Name and address supplied
Rocio says: The energy price cap was introduced by the regulator Ofgem in 2019 because of concerns that customers on default tariffs were paying too much for their energy bills. It’s reviewed every three months and next month it’ll be at £1,928 a year until March.
While the level of the price cap this winter is significantly lower than last year, a typical household will actually pay a similar amount, as the level of Government support has greatly diminished.
Last year, the Energy Bill Support Scheme gave most households £66 a month towards energy in October and November 2022, and £67 a month from December 2022 to March 2023, but the scheme won’t be repeated this winter. It’s also worth remembering that energy rates are still much more expensive than they were before prices rocketed at the start of the energy crisis.

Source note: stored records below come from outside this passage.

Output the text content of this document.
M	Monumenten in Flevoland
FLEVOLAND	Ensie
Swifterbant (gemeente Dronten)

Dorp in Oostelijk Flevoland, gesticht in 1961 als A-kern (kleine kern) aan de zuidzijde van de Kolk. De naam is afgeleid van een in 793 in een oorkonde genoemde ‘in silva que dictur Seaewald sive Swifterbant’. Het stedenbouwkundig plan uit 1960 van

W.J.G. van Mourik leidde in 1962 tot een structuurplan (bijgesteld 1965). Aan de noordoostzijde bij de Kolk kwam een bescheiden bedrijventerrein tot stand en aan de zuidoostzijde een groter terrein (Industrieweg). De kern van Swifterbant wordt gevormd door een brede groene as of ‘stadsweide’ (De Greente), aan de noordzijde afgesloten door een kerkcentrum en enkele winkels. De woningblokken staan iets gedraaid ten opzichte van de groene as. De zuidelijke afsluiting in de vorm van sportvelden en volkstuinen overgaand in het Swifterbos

Since the introduction of the cap, there’s been some confusion over how it actually works.
The cap is the maximum amount that suppliers can charge households per single unit of energy on a standard tariff – these are measured in kilowatt hours (kWh). From January, the average capped rates will be 29p per kWh of electricity (with a standing charge of 53p per day) and 7p per kWh of gas (with a standing charge of 30p per day). But how much you actually pay will depend on how much energy you use.
There are two natural questions that follow this change to the cap. The first is what should I do if I need support paying these bills? And the second is should I commit to a fixed energy tariff instead of paying the default rates? Let’s take each in turn.

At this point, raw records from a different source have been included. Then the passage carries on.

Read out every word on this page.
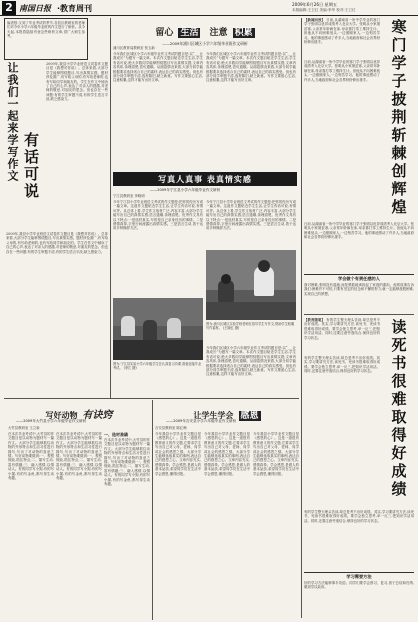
2 南国日报 ·教育周刊	2009年6月26日 星期五
本版编辑:王卫红 美编:李华 校对:王卫红
编者按:又到了毕业考试的季节,各县区教研室的老师们对今年小学六年级毕业班的作文进行了研析。从今天起,本报将陆续刊登这些研析文章,供广大师生参考。
让我们一起来学写作文 有话可说
2009年,我县小学毕业班语文试卷作文题目是《我想对你说》。总体来看,大部分学生能够围绕题目,写出真情实感。题材涉及面广,有写给父母的,有写给老师的,也有写给同学和朋友的。学生在作文中倾诉了自己的心声,表达了对亲人的感激,对老师的敬爱,对朋友的思念。但也存在一些问题:有的学生审题不清,有的学生语言平淡,缺乏感染力。
2009年,我县小学毕业班语文试卷作文题目是《我想对你说》。总体来看,大部分学生能够围绕题目,写出真情实感。题材涉及面广,有写给父母的,有写给老师的,也有写给同学和朋友的。学生在作文中倾诉了自己的心声,表达了对亲人的感激,对老师的敬爱,对朋友的思念。但也存在一些问题:有的学生审题不清,有的学生语言平淡,缺乏感染力。
留心 生活 注意 积累
——2009年浦川区城区小学六年级毕业班作文研析
浦川区教育局教研室 张玉新
今年我们区城区小学六年级毕业作文考试的题目是:以“___让我成长”为题写一篇文章。本次作文题目贴近学生生活,学生有话可说,绝大多数同学能够围绕题目写出真情实感,文章内容具体,条理清楚,语句通顺。从阅卷情况来看,大部分同学能根据要求选择适合自己的素材,表达自己的真实感受。但也有部分同学审题不清,选材陈旧,缺乏新意。写作文要留心生活,注意积累,这样才能写出好文章。
今年我们区城区小学六年级毕业作文考试的题目是:以“___让我成长”为题写一篇文章。本次作文题目贴近学生生活,学生有话可说,绝大多数同学能够围绕题目写出真情实感,文章内容具体,条理清楚,语句通顺。从阅卷情况来看,大部分同学能根据要求选择适合自己的素材,表达自己的真实感受。但也有部分同学审题不清,选材陈旧,缺乏新意。写作文要留心生活,注意积累,这样才能写出好文章。
写真人真事 表真情实感
——2009年宁江县小学六年级毕业作文研析
宁江县教研室 李晓明
今年宁江县小学毕业班语文考试的作文题是:把你的经历写成一篇文章。这道作文题贴近学生生活,让学生有话可说,有情可抒。从总体上看,学生作文取材广泛,内容丰富,大部分学生能写出自己的真情实感,语言通顺,条理清楚。优秀作文具有以下特点:一是选材真实,写的是自己亲身经历的事情。二是感情真挚,字里行间流露出真情实感。三是语言生动,善于运用多种修辞方法。
今年宁江县小学毕业班语文考试的作文题是:把你的经历写成一篇文章。这道作文题贴近学生生活,让学生有话可说,有情可抒。从总体上看,学生作文取材广泛,内容丰富,大部分学生能写出自己的真情实感,语言通顺,条理清楚。优秀作文具有以下特点:一是选材真实,写的是自己亲身经历的事情。二是感情真挚,字里行间流露出真情实感。三是语言生动,善于运用多种修辞方法。
图为:宁江县实验小学六年级学生在认真复习功课,准备迎接毕业考试。 (李江 摄)
图为:浦川区城区实验学校老师在指导学生写作文,帮助学生积累写作素材。 (王晓红 摄)
今年我们区城区小学六年级毕业作文考试的题目是:以“___让我成长”为题写一篇文章。本次作文题目贴近学生生活,学生有话可说,绝大多数同学能够围绕题目写出真情实感,文章内容具体,条理清楚,语句通顺。从阅卷情况来看,大部分同学能根据要求选择适合自己的素材,表达自己的真实感受。但也有部分同学审题不清,选材陈旧,缺乏新意。写作文要留心生活,注意积累,这样才能写出好文章。
写好动物 有诀窍
——2009年大竹县小学六年级毕业作文研析
大竹县教研室 王立新
在本次毕业考试中,大竹县的作文题目是以动物为题材写一篇作文。大部分学生能够抓住动物的外形特点和生活习性进行描写,写出了对动物的喜爱之情。写好动物要做到:一、观察细致,抓住特点;二、描写生动,富有情趣;三、融入感情,以情动人。有的同学写小狗,有的写小猫,有的写金鱼,都写得生动有趣。
在本次毕业考试中,大竹县的作文题目是以动物为题材写一篇作文。大部分学生能够抓住动物的外形特点和生活习性进行描写,写出了对动物的喜爱之情。写好动物要做到:一、观察细致,抓住特点;二、描写生动,富有情趣;三、融入感情,以情动人。有的同学写小狗,有的写小猫,有的写金鱼,都写得生动有趣。
一、选材准确
在本次毕业考试中,大竹县的作文题目是以动物为题材写一篇作文。大部分学生能够抓住动物的外形特点和生活习性进行描写,写出了对动物的喜爱之情。写好动物要做到:一、观察细致,抓住特点;二、描写生动,富有情趣;三、融入感情,以情动人。有的同学写小狗,有的写小猫,有的写金鱼,都写得生动有趣。
让学生学会 感恩
——2009年吉安县小学六年级毕业作文研析
吉安县教研室 陈红梅
今年我县小学毕业作文题目是《感恩的心》。这是一道很有教育意义的作文题,它要求学生写出自己对父母、老师、同学或社会的感恩之情。大部分学生能够选取真实的事例,表达自己的感恩之心。文章内容充实,感情真挚。学会感恩,是做人的基本品质,希望同学们在生活中学会感恩,懂得回报。
今年我县小学毕业作文题目是《感恩的心》。这是一道很有教育意义的作文题,它要求学生写出自己对父母、老师、同学或社会的感恩之情。大部分学生能够选取真实的事例,表达自己的感恩之心。文章内容充实,感情真挚。学会感恩,是做人的基本品质,希望同学们在生活中学会感恩,懂得回报。
今年我县小学毕业作文题目是《感恩的心》。这是一道很有教育意义的作文题,它要求学生写出自己对父母、老师、同学或社会的感恩之情。大部分学生能够选取真实的事例,表达自己的感恩之心。文章内容充实,感情真挚。学会感恩,是做人的基本品质,希望同学们在生活中学会感恩,懂得回报。
【新闻回放】 日前,从湖南省一所中学毕业的寒门学子张明以优异成绩考入北京大学。张明从小家境贫寒,父亲常年卧病在床,母亲靠打零工维持生计。但他从不向困难低头,一边照顾家人,一边刻苦学习。他的事迹感动了许多人,当地政府和社会各界纷纷伸出援手。
寒
门
学
子
披
荆
斩
棘
创
辉
煌
日前,从湖南省一所中学毕业的寒门学子张明以优异成绩考入北京大学。张明从小家境贫寒,父亲常年卧病在床,母亲靠打零工维持生计。但他从不向困难低头,一边照顾家人,一边刻苦学习。他的事迹感动了许多人,当地政府和社会各界纷纷伸出援手。
日前,从湖南省一所中学毕业的寒门学子张明以优异成绩考入北京大学。张明从小家境贫寒,父亲常年卧病在床,母亲靠打零工维持生计。但他从不向困难低头,一边照顾家人,一边刻苦学习。他的事迹感动了许多人,当地政府和社会各界纷纷伸出援手。
学会做个有责任感的人
面对困难,张明没有退缩,而是勇敢地承担起了家庭的重担。他的故事告诉我们:困难并不可怕,只要有坚定的信念和不懈的努力,就一定能够战胜困难,实现自己的梦想。
【教育随笔】 有的学生整天埋头苦读,却总是考不出好成绩。其实,学习要讲究方法,读死书、死读书很难取得好成绩。要学会独立思考,举一反三,把知识学活用活。同时,还要注意劳逸结合,保持良好的学习状态。
读
死
书
很
难
取
得
好
成
绩
有的学生整天埋头苦读,却总是考不出好成绩。其实,学习要讲究方法,读死书、死读书很难取得好成绩。要学会独立思考,举一反三,把知识学活用活。同时,还要注意劳逸结合,保持良好的学习状态。
有的学生整天埋头苦读,却总是考不出好成绩。其实,学习要讲究方法,读死书、死读书很难取得好成绩。要学会独立思考,举一反三,把知识学活用活。同时,还要注意劳逸结合,保持良好的学习状态。
学习需要方法
好的学习方法能够事半功倍。同学们要学会预习、复习,善于总结和归纳,做到学以致用。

If you’re concerned about how you’ll meet repayments, then the first port of call is to speak to your provider – they may be able to offer a bespoke payment plan that you can afford. You should also check whether you qualify for any government support. The Warm Home Discount scheme, a one-off £150 payment towards your electricity bill, will be given automatically to eligible households on a low income or those entitled to the Guarantee Credit element of Pension Credit. Details of Government energy support can be found at its Help For Households website.
When it comes to switching, the open energy market is still very limited. Over the last two years or so, several energy suppliers have gone bust and others have not been offering deals cheaper than the price cap, so there haven’t been any deals worth switching to, and most households have found themselves on out-of-contract tariffs.
A handful of fixed deals are returning to the market, and some providers have started offering exclusive tariffs for existing customers. They’ve almost all been more expensive than the price cap. If you do see a deal that’s similar to or cheaper than your current rates, it might be worth fixing. As a rule of thumb, we wouldn’t recommend fixing anything higher than the unit rates in your current deal or for longer than a year.
Make sure you check any tariff’s exit fees. If you lock in a deal, but then find a cheaper alternative at a later date, then you could be stung trying to leave your existing deal early.
Given the volatility in the energy market over the last couple of years, many – including Ofgem – are starting to wonder about how best to create a well-functioning, competitive energy market. That could include reforming the energy price cap.
As part of those discussions, it will be vital to consider how to protect low-income customers who are struggling to afford their bills. The introduction of a social tariff to help those struggling to make ends meet is, we believe, the best option – and something we will continue to call for.